Translatolo­gische Biografie und über­setzeri­sches Werk von Lisa Palmes (geb. 1975)[^* Der vorliegende Beitrag bietet einen Einblick in die 2023 abgegebene und verteidigte Masterarbeit.]

Olga Pruciak-Suska

Einleitung

Der vorliegende Beitrag beschäftigt sich mit dem Thema Übersetzung, genauer gesagt mit der Person der herausragenden Übersetzerin Lisa Palmes, ihrem Beruf und allen damit einhergehenden Aspekten. Lisa Palmes übersetzt polnische Literatur ins Deutsche. Von 2001 bis 2007 studierte sie Polonistik und Germanistik mit Schwerpunkt Linguistik an der Humboldt-Universität Berlin und der Universität Warschau (vgl. Unrast Berlin 2022). Im Jahr 2017 wurde Lisa Palmes mit dem Karl-Dedecius-Preis ausgezeichnet. Der vorliegende Beitrag präsentiert nur einen Teil ihrer Biografie; die Abschnitte des zugrundeliegenden Vortrags wurden gekürzt und modifiziert.

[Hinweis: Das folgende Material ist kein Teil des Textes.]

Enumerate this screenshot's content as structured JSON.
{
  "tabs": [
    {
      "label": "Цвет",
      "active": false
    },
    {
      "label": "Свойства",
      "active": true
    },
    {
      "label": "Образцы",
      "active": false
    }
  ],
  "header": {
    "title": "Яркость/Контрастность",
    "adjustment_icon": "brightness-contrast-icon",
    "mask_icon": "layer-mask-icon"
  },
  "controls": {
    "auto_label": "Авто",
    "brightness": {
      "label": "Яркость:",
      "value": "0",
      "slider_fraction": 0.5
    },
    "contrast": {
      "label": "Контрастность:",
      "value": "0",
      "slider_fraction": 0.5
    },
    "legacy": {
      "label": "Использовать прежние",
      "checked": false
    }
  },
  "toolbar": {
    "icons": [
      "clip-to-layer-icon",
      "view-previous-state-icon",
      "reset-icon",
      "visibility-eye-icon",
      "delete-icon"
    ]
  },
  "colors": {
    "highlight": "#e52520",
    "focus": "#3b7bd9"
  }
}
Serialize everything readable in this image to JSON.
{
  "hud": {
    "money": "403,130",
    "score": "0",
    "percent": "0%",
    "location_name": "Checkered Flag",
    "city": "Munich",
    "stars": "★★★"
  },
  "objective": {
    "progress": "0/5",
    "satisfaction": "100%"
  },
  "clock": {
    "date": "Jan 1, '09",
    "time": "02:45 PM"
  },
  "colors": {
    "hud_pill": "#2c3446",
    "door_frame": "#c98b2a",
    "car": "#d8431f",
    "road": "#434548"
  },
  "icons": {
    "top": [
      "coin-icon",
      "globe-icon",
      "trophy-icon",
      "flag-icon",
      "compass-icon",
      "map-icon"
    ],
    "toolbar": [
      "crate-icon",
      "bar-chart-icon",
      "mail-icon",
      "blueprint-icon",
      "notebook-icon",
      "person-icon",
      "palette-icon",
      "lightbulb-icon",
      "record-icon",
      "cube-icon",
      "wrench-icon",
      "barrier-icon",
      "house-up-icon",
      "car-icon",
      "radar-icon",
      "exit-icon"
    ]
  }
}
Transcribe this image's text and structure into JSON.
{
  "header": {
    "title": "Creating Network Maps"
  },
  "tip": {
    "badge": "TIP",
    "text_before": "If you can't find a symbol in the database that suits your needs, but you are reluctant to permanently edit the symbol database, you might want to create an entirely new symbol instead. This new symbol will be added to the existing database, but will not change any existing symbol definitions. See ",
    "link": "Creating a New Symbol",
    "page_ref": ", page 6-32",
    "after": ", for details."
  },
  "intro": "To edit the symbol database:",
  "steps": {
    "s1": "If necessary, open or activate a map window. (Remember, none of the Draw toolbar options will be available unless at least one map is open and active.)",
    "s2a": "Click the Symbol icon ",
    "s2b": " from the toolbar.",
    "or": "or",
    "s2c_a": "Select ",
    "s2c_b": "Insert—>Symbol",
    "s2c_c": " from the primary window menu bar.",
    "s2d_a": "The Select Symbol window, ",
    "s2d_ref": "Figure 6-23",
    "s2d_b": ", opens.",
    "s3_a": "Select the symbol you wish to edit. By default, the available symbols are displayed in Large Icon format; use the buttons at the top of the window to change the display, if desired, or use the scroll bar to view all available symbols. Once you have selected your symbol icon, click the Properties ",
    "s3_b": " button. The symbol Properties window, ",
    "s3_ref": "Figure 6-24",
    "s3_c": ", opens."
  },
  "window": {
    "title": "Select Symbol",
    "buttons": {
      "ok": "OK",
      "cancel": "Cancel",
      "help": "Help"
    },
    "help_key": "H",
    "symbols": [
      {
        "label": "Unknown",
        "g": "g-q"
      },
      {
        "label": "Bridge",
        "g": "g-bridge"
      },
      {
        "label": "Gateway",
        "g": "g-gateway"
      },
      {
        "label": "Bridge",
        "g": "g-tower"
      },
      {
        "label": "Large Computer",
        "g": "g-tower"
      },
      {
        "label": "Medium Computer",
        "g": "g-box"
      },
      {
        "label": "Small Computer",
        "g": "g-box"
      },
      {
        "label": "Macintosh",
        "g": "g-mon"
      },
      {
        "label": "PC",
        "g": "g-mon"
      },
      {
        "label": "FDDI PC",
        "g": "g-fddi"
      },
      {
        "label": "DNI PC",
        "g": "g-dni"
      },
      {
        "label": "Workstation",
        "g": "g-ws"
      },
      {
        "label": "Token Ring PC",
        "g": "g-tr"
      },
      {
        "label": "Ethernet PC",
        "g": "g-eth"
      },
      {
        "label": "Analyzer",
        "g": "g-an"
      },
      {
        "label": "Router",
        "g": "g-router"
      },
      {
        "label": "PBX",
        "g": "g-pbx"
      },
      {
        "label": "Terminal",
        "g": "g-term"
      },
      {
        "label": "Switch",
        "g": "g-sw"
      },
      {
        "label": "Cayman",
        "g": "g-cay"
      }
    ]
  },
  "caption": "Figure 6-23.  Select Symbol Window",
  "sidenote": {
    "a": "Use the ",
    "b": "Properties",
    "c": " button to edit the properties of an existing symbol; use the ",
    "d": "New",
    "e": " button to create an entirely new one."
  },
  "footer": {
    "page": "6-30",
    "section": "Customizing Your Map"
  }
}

Das Modell von Renata Makarska

In meiner Arbeit, die ich im Sommer 2023 an der Jagiellonen-Universität abgeschlossen habe, habe ich vor allem das biografische Modell von Renata Makarska angewendet, um eine Biografie von Lisa Palmes zu erstellen (vgl. Makarska 2016). Bei der Suche nach biografischen Informationen habe ich hauptsächlich Online-Quellen verwendet, darunter natürlich die Website von Lisa Palmes (vgl. Palmes 2022). Das vorgeschlagene Modell von Makarska besteht aus den folgenden vier Segmenten: Sprachbiografie, Netzwerke, Übersetzungskritik und Kontext.

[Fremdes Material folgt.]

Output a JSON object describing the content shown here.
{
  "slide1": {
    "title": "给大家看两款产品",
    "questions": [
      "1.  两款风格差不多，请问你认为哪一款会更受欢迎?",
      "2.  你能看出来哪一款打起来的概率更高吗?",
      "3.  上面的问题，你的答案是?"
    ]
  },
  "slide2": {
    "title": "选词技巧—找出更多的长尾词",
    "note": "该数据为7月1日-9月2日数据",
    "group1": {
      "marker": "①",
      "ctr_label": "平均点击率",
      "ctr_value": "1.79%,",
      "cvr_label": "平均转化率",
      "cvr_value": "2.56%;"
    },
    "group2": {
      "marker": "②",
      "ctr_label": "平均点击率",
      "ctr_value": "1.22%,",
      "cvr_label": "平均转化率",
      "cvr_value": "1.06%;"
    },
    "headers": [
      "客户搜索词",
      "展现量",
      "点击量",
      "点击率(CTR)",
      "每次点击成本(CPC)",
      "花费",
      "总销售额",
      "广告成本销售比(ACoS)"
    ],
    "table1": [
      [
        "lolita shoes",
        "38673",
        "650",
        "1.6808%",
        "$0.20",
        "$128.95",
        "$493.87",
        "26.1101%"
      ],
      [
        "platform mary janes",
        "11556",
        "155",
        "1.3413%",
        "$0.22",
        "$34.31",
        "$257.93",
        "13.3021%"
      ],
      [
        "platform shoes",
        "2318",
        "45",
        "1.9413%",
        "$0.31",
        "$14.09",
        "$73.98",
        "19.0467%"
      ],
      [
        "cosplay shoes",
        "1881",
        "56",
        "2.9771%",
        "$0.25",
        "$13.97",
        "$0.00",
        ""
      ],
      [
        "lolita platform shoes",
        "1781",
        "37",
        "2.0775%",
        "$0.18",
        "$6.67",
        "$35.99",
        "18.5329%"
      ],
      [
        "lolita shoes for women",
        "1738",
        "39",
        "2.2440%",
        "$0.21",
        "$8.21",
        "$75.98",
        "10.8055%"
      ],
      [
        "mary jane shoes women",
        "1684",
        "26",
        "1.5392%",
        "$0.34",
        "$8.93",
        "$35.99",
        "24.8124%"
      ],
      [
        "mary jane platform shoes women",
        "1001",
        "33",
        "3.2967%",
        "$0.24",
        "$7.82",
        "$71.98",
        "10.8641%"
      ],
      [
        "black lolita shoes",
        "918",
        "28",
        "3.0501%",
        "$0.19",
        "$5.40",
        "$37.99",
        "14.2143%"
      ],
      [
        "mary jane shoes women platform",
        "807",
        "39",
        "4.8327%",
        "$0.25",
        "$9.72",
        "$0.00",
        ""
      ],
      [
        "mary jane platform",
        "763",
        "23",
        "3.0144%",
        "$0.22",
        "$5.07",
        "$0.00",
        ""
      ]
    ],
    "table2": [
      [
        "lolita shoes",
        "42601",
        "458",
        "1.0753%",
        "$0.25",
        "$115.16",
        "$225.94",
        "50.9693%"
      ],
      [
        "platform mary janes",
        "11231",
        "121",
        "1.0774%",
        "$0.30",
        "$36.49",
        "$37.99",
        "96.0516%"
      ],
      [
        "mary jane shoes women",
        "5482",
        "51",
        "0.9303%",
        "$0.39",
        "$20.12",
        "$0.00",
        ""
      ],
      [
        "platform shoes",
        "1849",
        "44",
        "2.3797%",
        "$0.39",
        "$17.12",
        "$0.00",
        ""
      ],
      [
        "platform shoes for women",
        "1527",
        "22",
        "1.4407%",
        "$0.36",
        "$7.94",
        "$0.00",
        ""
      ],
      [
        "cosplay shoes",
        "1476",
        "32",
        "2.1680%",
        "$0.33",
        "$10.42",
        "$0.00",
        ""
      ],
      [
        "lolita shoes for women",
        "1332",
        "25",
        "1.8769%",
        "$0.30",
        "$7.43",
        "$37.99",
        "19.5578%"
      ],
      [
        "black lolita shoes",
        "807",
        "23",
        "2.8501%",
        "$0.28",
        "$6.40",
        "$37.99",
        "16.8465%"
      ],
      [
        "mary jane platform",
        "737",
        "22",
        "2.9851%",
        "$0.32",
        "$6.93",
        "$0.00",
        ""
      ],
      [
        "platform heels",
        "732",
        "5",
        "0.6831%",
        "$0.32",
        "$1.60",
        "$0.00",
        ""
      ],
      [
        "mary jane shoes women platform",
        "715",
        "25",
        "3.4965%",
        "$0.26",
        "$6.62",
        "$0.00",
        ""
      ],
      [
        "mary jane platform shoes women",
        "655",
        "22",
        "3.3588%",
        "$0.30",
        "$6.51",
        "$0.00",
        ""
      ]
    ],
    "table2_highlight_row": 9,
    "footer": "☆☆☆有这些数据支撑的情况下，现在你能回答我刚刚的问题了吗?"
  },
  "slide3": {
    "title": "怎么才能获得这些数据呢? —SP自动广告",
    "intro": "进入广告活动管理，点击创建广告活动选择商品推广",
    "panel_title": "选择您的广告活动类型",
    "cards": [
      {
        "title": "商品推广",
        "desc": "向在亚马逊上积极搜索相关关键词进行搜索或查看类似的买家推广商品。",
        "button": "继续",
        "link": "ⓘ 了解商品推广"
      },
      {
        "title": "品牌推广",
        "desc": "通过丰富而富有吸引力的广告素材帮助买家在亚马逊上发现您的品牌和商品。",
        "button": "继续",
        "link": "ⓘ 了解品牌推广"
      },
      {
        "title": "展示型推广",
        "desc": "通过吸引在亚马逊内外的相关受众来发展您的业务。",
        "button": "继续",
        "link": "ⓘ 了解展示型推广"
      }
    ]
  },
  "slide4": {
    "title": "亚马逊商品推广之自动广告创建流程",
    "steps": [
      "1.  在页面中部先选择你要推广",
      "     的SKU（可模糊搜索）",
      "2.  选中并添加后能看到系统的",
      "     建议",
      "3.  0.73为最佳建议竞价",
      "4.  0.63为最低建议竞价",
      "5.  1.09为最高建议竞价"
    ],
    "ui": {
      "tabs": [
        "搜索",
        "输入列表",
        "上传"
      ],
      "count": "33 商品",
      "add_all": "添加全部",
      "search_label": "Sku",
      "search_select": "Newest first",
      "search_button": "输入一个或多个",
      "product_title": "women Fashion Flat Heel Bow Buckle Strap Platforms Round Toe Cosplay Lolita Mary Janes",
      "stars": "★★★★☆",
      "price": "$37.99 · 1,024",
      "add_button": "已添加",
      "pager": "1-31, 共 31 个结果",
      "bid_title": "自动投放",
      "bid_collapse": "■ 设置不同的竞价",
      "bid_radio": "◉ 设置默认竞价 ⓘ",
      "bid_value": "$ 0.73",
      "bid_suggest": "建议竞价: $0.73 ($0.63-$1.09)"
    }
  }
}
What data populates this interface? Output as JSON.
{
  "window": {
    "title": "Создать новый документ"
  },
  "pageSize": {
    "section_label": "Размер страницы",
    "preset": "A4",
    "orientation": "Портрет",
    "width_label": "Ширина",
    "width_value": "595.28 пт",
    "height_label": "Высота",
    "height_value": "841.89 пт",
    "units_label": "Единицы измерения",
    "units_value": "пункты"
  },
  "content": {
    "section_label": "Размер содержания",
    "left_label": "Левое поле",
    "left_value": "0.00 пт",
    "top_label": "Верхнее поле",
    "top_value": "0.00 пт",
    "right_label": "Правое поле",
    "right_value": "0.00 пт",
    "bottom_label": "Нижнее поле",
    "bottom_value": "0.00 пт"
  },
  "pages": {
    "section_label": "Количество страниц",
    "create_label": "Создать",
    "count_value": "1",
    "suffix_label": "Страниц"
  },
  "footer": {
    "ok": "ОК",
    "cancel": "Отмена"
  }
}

In Makarskas sprachbiografischem Modell sind die Aspekte der Muttersprache und der Arbeitssprache des:der Übersetzer:in am wichtigsten. Es können durchaus mehr als eine Muttersprache relevant sein, denn Übersetzer:innen können auch mehrsprachige Bewohner:innen von polykulturellen Räumen sein. Makarska verwendet das „Vier-Sprachen-Modell“ von Henri Gobard, um eine sprachliche Lebensgeschichte zu beschreiben. Dieses Modell unterscheidet zwischen vier Arten von Sprache: vernakular, vehikular, referential und mythisch. Die erste bezieht sich auf das Umfeld, in der das Individuum seine ersten Kindheitsjahre verbrachte. Es ist die Sprache, die man als Kind benutzt, gehört und gelernt hat. Die zweite bezieht sich auf die Bewegung des:der Übersetzer:in, z. B. zu Ausbildungszwecken. Die referentiale Sprache ist mit dem kulturellen Hintergrund des:der Übersetzer:in verbunden. Die vierte, mythische Sprache leitet sich von Glauben und Religion ab. Innerhalb der Kriterien, die sich auf die Sprachbiografie beziehen, berücksichtigt Makarska auch das Konzept der Topobiografie, bzw. der Geobiografie (vgl. Makarska 2016: 217). Sie beschreibt weiterhin eine Bewegung des:der Übersetzer:in in anderen Ländern, die Überschreitung territorialer Grenzen und den inneren Persönlichkeitswandel (vgl. Makarska 2016: 217).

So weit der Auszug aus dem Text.